Sementara itu, Timothy, meskipun tak seprovokatif Ferry, menyempurnakan kerangka pikir tersebut. Dengan menyebut filsafat sebagai "hiasan estetika" jika tidak bisa dieksekusi, ia mengubah nilai dari berpikir menjadi semacam atribut retoris---tampak canggih, tetapi tak dibarengi kedalaman konseptual. Ini adalah bentuk instrumentalisasi nalar---di mana ide hanya dianggap berharga jika bisa berfungsi dalam pasar.
Retorika ini memanjakan zaman, tapi justru menelanjangi betapa sempitnya horizon berpikir kita saat ini. Filsafat bukan pelengkap. Ia adalah fondasi dari cara kita membedakan antara fakta dan kebetulan, antara etis dan manipulatif, antara kritik dan propaganda.
Ketidaktahuan tentang Konteks Sejarah dan Sosial
Ketika Ferry menyatakan bahwa teori Marx tidak relevan karena waktu itu belum ada bank sentral atau perdagangan internasional, ia menunjukkan kesalahpahaman mendasar. Marx bukan sedang membuat blueprint kebijakan ekonomi, tetapi sedang menganalisis struktur relasi sosial dalam kerangka historis dan material.
Bahkan dalam era ekonomi digital hari ini, gagasan Marx tentang alienasi, surplus value, dan konsentrasi kapital masih menjadi alat analisis yang hidup. Ketika pekerja gig economy bekerja tanpa perlindungan sosial, ketika algoritma menentukan harga dan produktivitas, di sanalah warisan pemikiran Marx justru menjadi penting.
Ironisnya, kritik mereka terhadap filsafat justru berangkat dari asumsi, bukan dari kajian. Mereka menuduh filsafat sebagai ilmu asumtif, tapi argumen mereka tidak pernah mengacu pada riset, literatur, atau wacana akademik yang sahih. Ini adalah bentuk double standard epistemik: menyerang keilmuan dengan senjata yang tidak ilmiah.

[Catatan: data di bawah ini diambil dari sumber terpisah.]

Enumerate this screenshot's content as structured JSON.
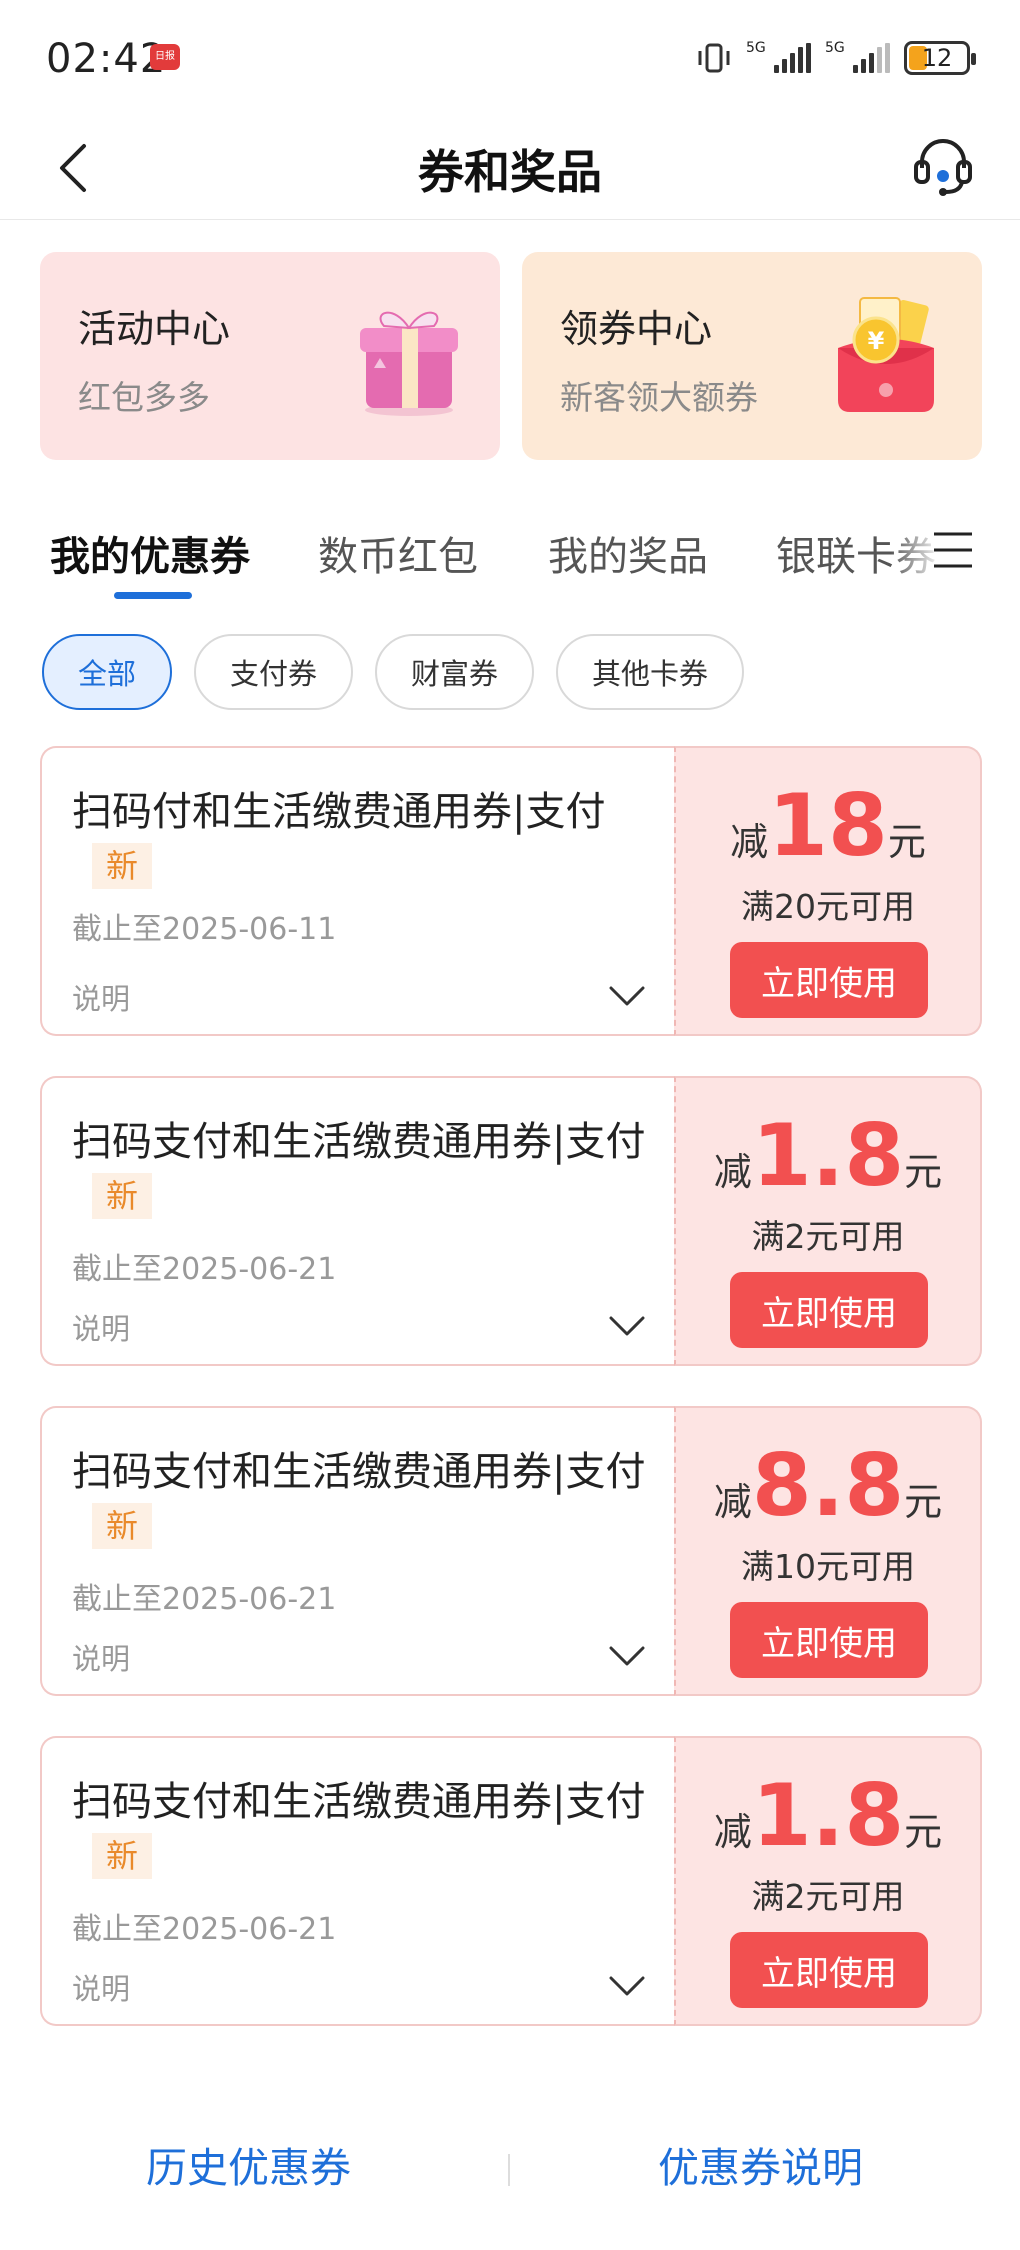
{
  "status": {
    "time": "02:42",
    "news_badge": "日报",
    "signal1_label": "5G",
    "signal2_label": "5G",
    "battery": "12"
  },
  "nav": {
    "title": "券和奖品"
  },
  "centers": [
    {
      "title": "活动中心",
      "subtitle": "红包多多"
    },
    {
      "title": "领券中心",
      "subtitle": "新客领大额券"
    }
  ],
  "tabs": [
    "我的优惠券",
    "数币红包",
    "我的奖品",
    "银联卡券"
  ],
  "chips": [
    "全部",
    "支付券",
    "财富券",
    "其他卡券"
  ],
  "coupons": [
    {
      "name": "扫码付和生活缴费通用券|支付",
      "tag": "新",
      "deadline": "截止至2025-06-11",
      "desc": "说明",
      "prefix": "减",
      "amount": "18",
      "unit": "元",
      "condition": "满20元可用",
      "button": "立即使用"
    },
    {
      "name": "扫码支付和生活缴费通用券|支付",
      "tag": "新",
      "deadline": "截止至2025-06-21",
      "desc": "说明",
      "prefix": "减",
      "amount": "1.8",
      "unit": "元",
      "condition": "满2元可用",
      "button": "立即使用"
    },
    {
      "name": "扫码支付和生活缴费通用券|支付",
      "tag": "新",
      "deadline": "截止至2025-06-21",
      "desc": "说明",
      "prefix": "减",
      "amount": "8.8",
      "unit": "元",
      "condition": "满10元可用",
      "button": "立即使用"
    },
    {
      "name": "扫码支付和生活缴费通用券|支付",
      "tag": "新",
      "deadline": "截止至2025-06-21",
      "desc": "说明",
      "prefix": "减",
      "amount": "1.8",
      "unit": "元",
      "condition": "满2元可用",
      "button": "立即使用"
    }
  ],
  "footer": {
    "history": "历史优惠券",
    "explain": "优惠券说明"
  },
  "colors": {
    "accent_blue": "#1e6fd9",
    "coupon_red": "#f25050",
    "new_tag_orange": "#e98a2b",
    "activity_bg": "#fde3e3",
    "coupon_center_bg": "#fde9d6"
  }
}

Filsafat Bukan Alat Jualan
Di tangan publik figur seperti Timothy, filsafat direduksi menjadi konten audiovisual yang dikemas untuk menimbulkan efek intelektual. Kutipan Descartes, istilah seperti "paradoks", dan kata-kata semacam "meta-logika" dijadikan alat pengikat atensi. Tapi di balik itu, tidak ada komitmen untuk menggali kedalaman maknanya.
Filsafat bukan estetika naratif. Ia adalah kerja batin. Meta-logika, misalnya, lahir dari kegelisahan para pemikir seperti Frege, Russell, Tarski, hingga Hilary Putnam yang mempertanyakan apakah sistem logika yang kita pakai cukup untuk menangkap kenyataan. Mereka mempertanyakan bahasa, makna, asumsi, dan bahkan kemungkinan berpikir itu sendiri.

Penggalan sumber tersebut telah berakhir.